Helping a child to write and record a song at this time in their life has proven to be not only important for the child and their family, but also meaningful to everyone who hears it.
I’ve come to understand more fully the power of creativity and the reasons why music, songs… and the combination of words and music are so powerful and transformative in our lives.
As neurologist, Oliver Saks states in his book, Musicophilia, “Indeed, music occupies more areas of our brain than language does-humans are a musical species.
I’ve come to understand that songs and other forms of creativity activate our brains in very specific ways, and why the living arts have a place in medicine and are essential in our daily lives.
Quite simply – creativity is life.
We are all creating, all the time, and it is in the creating that we learn who we are, we get a glimpse of our true power, we realize the infinite possibilities of the mind, and we tap into what connects us all.
It is fascinating to me that so many of the children I’ve worked with in the Cancer Center have wanted to create a song of appreciation.
From, “My Mom’s the Best Mom in the Whole Wide World”, to “Strong Heart, Strong Mind”, a thank you song for a karate teacher.
In the one hundred and seventy songs written and recorded to date, not one child has wanted to write a ‘Poor Me’ song.
This reality has led me to think about the idea of perspective, specifically, human perspective from the precipice.
As graduates you are all standing on the precipice of new possibilities.
A child with a terminal illness or a life threatening disease is living on the precipice between life and death.
The fragility of life and the amazing insight and vision that seems to come when a child is living on that precipice has been revelatory for me to witness.
There is a perspective for them that is all about giving thanks.
Giving thanks for all that they DO have – not what they might lose, not what they’ve already lost, but what they have.
So, even if we are fortunate enough to be healthy today, not facing a life threatening illness, envisioning our bright futures, we do have the ability, through the great gift of the imagination, to stand on the precipice, and see our lives from that vantage point.

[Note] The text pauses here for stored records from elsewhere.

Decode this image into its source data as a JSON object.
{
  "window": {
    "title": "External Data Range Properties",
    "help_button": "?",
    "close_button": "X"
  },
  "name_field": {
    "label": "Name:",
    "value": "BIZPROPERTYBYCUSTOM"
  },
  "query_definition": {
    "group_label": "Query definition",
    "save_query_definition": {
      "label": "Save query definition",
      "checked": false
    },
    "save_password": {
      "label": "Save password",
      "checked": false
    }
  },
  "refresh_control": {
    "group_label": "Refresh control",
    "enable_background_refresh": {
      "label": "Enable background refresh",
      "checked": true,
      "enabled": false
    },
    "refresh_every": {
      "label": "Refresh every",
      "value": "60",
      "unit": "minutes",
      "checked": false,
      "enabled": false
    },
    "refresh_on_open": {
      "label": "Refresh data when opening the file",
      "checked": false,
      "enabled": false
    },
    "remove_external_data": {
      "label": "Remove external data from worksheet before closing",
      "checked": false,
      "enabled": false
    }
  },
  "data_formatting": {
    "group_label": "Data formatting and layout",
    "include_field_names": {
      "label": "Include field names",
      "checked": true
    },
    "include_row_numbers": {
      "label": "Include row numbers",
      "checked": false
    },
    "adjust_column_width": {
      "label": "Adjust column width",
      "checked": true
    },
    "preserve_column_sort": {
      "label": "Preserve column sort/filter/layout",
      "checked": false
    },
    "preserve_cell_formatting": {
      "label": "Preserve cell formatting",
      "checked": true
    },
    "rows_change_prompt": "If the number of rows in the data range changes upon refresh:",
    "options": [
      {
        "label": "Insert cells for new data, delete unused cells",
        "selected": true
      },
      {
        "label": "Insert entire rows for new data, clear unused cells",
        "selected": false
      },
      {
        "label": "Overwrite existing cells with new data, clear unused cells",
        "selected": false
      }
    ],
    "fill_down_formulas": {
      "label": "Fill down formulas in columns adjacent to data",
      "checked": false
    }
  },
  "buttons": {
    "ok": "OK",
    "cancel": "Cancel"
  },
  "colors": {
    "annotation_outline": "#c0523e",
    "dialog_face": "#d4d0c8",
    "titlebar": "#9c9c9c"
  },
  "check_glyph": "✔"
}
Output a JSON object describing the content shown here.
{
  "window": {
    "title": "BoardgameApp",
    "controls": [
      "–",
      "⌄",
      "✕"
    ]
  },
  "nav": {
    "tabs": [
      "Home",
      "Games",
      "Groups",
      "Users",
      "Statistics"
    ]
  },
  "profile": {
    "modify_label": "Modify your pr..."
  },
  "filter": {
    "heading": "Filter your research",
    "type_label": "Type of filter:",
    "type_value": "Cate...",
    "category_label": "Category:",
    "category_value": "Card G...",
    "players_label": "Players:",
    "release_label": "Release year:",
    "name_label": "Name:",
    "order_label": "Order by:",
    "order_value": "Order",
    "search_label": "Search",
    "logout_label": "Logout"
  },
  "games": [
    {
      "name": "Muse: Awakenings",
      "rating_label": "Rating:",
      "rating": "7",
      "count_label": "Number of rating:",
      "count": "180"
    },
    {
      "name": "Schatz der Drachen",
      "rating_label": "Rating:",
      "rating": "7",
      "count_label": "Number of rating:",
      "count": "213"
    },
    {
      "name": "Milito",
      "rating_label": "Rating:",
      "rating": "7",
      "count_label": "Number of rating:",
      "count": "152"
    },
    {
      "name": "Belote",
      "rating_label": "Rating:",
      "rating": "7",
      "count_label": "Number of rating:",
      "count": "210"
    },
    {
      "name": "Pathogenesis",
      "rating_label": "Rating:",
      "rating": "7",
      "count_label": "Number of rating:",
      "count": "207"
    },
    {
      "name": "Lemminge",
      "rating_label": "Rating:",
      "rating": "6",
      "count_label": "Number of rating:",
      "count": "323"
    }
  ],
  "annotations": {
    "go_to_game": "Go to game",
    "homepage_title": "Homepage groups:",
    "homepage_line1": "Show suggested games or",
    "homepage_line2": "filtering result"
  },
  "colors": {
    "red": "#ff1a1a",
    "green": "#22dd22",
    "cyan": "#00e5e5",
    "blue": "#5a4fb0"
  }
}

To see that we all have the power to give thanks for all that we have and all we have been given, for all of the support in our lives, our family, our friends, for our teachers and all of the many events that have led us to today.
To give thanks for the difficult times along the way where we found our true strength.
It is that strength & gratitude that will allow us to see the world through the eyes of the heart.
To see the beauty.
To feel the awe of being alive.
To listen to all that inspires us.
To listen to the words and the sounds that feel true.
To listen within.
To listen to our creative voices and find ways to share our gifts in the communities where we live.
To make the choices and to create the life paths that are not only in our personal best interest, but in the interest of our fellow human beings and our planet.
I leave you today with messages from the children at Purple Songs Can Fly, written for you, the 2010 Graduating Class of Maryville University.
From Zachary, a 15-year-old boy battling a life threatening blood disorder:
“Always look people in the eyes, you could be looking at an angel, even one in a suit. Life is a gift, have fun, live with gusto!! Learn the art of “walking in someone else’s shoes”, yours will never feel so comfortable. ”
From Fayatt, an 11-year-old boy in treatment for cancer.
“I know you have worked hard, you studied and took the right path. It’s been a long time and it will pay off, it will be a new world. I hope you know all you have accomplished and you should be proud that you are a graduate.”
And finally, from Alex, a 13-year-old girl and long-term cancer survivor:
“One thing I have learned from my experiences is that as you face difficult challenges in your life you must always stay strong and be true to yourself. Believe in who you are so that you can discover your own special place in this world. And remember to always keep your heart open, because you never know when a single moment will transform your life.”